Modern architects and heritage advocates in Canada generally regard one another with skepticism, if not disdain. Architects view heritage guidelines as constraints against design expression, while planners see architectural design apprehensively as a threat to historic preservation. Underlying both views is really a kind of presumption that historic forms themselves are obsolete – like endangered species which need isolation and intense management. (This attitude of preciousness is curiously much less common in Europe, where new and old mingle happily.)
Interior Designers use the term “transitional” to label a style straddling historic and contemporary, appealing to many of us who like both, and don’t want to feel bullied into picking one and excluding the other. The results are usually disappointing, with a pastiche of traditional details in a modern context. The same is often true of whole buildings designed in heritage areas: gestures of token historic styling get a scheme past the heritage review, and the final product is neither really historic nor really current – just insipid and confused.
We are a modernist studio. We don’t want to just replicate “heritage” architectural languages. And yet, much of our work resonates with what is a long, careful consideration of historic building types. We think that traditional forms, such as the Nova Scotian Cape House, sheds and boathouses, offer vital and relevant templates for innovative, modern residential design.
Lunenburg, Nova Scotia, founded in 1753, is a vivid example of historic architecture and British colonial town planning. The building stock is distinctive, cohesive, and outstanding.
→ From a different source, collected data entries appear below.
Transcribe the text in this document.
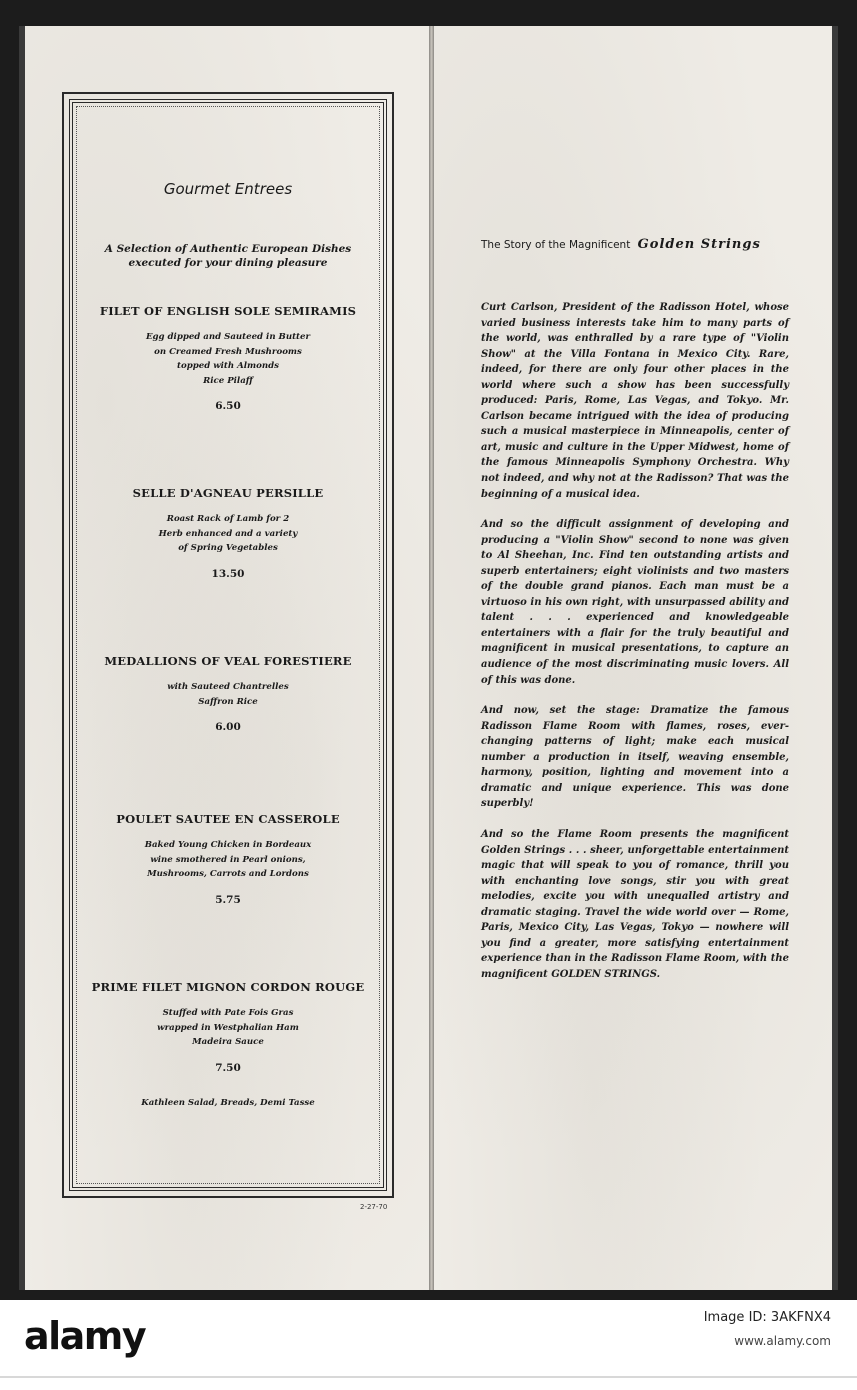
Gourmet Entrees
A Selection of Authentic European Dishes
executed for your dining pleasure
FILET OF ENGLISH SOLE SEMIRAMIS
Egg dipped and Sauteed in Butter
on Creamed Fresh Mushrooms
topped with Almonds
Rice Pilaff
6.50
SELLE D'AGNEAU PERSILLE
Roast Rack of Lamb for 2
Herb enhanced and a variety
of Spring Vegetables
13.50
MEDALLIONS OF VEAL FORESTIERE
with Sauteed Chantrelles
Saffron Rice
6.00
POULET SAUTEE EN CASSEROLE
Baked Young Chicken in Bordeaux
wine smothered in Pearl onions,
Mushrooms, Carrots and Lordons
5.75
PRIME FILET MIGNON CORDON ROUGE
Stuffed with Pate Fois Gras
wrapped in Westphalian Ham
Madeira Sauce
7.50
Kathleen Salad, Breads, Demi Tasse
2-27-70
The Story of the Magnificent Golden Strings

Curt Carlson, President of the Radisson Hotel, whose varied business interests take him to many parts of the world, was enthralled by a rare type of "Violin Show" at the Villa Fontana in Mexico City. Rare, indeed, for there are only four other places in the world where such a show has been successfully produced: Paris, Rome, Las Vegas, and Tokyo. Mr. Carlson became intrigued with the idea of producing such a musical masterpiece in Minneapolis, center of art, music and culture in the Upper Midwest, home of the famous Minneapolis Symphony Orchestra. Why not indeed, and why not at the Radisson? That was the beginning of a musical idea.

And so the difficult assignment of developing and producing a "Violin Show" second to none was given to Al Sheehan, Inc. Find ten outstanding artists and superb entertainers; eight violinists and two masters of the double grand pianos. Each man must be a virtuoso in his own right, with unsurpassed ability and talent . . . experienced and knowledgeable entertainers with a flair for the truly beautiful and magnificent in musical presentations, to capture an audience of the most discriminating music lovers. All of this was done.

And now, set the stage: Dramatize the famous Radisson Flame Room with flames, roses, ever-changing patterns of light; make each musical number a production in itself, weaving ensemble, harmony, position, lighting and movement into a dramatic and unique experience. This was done superbly!

And so the Flame Room presents the magnificent Golden Strings . . . sheer, unforgettable entertainment magic that will speak to you of romance, thrill you with enchanting love songs, stir you with great melodies, excite you with unequalled artistry and dramatic staging. Travel the wide world over — Rome, Paris, Mexico City, Las Vegas, Tokyo — nowhere will you find a greater, more satisfying entertainment experience than in the Radisson Flame Room, with the magnificent GOLDEN STRINGS.

alamy	Image ID: 3AKFNX4
www.alamy.com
The entire Old Town is a Heritage District, a National Historic District, and a UNESCO’s World Heritage Site. The area has become for our office a research laboratory for our own interest in reconnecting the modern and the historic. Our projects are an ongoing exploration of this synthesis.
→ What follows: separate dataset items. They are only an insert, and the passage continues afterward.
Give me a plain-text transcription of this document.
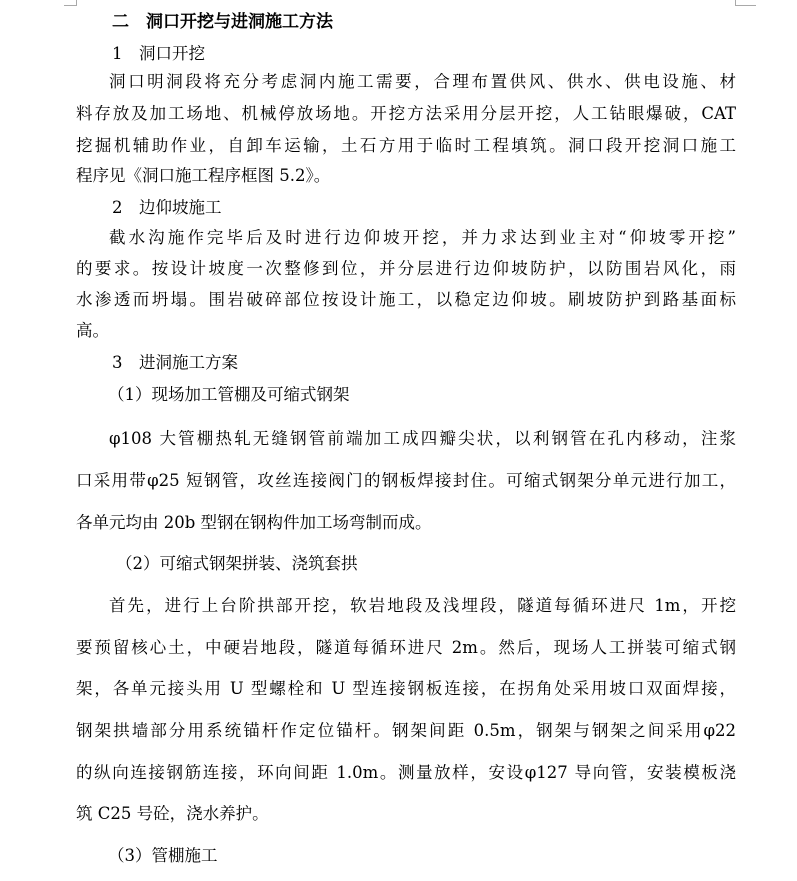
二　洞口开挖与进洞施工方法
1　洞口开挖
洞口明洞段将充分考虑洞内施工需要，合理布置供风、供水、供电设施、材
料存放及加工场地、机械停放场地。开挖方法采用分层开挖，人工钻眼爆破，CAT
挖掘机辅助作业，自卸车运输，土石方用于临时工程填筑。洞口段开挖洞口施工
程序见《洞口施工程序框图 5.2》。
2　边仰坡施工
截水沟施作完毕后及时进行边仰坡开挖，并力求达到业主对“仰坡零开挖”
的要求。按设计坡度一次整修到位，并分层进行边仰坡防护，以防围岩风化，雨
水渗透而坍塌。围岩破碎部位按设计施工，以稳定边仰坡。刷坡防护到路基面标
高。
3　进洞施工方案
（1）现场加工管棚及可缩式钢架
φ108 大管棚热轧无缝钢管前端加工成四瓣尖状，以利钢管在孔内移动，注浆
口采用带φ25 短钢管，攻丝连接阀门的钢板焊接封住。可缩式钢架分单元进行加工，
各单元均由 20b 型钢在钢构件加工场弯制而成。
（2）可缩式钢架拼装、浇筑套拱
首先，进行上台阶拱部开挖，软岩地段及浅埋段，隧道每循环进尺 1m，开挖
要预留核心土，中硬岩地段，隧道每循环进尺 2m。然后，现场人工拼装可缩式钢
架，各单元接头用 U 型螺栓和 U 型连接钢板连接，在拐角处采用坡口双面焊接，
钢架拱墙部分用系统锚杆作定位锚杆。钢架间距 0.5m，钢架与钢架之间采用φ22
的纵向连接钢筋连接，环向间距 1.0m。测量放样，安设φ127 导向管，安装模板浇
筑 C25 号砼，浇水养护。
（3）管棚施工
In our work we are continually attempting to distill the archetypal historic house layout and arrangements, understanding how the technologies and systems informed the original type. Then we investigate how those systems and their formal expression correlate with contemporary innovative and sustainable design systems. The task of synthesis is even more important at a poetic level, unifying the resonance of historic architectures with the boldness, openness and simplicity of good modern design.
The two labels of Heritage and Modern are not really in opposition. Nor are they simply “styles” to be commodified, cut, and pasted. We see historic architecture as a lineage which remains vital, and which imbues contemporary design with meaning and structure. Likewise, we develop good minimalist architecture as a distillation of that lineage, not a refutation of it.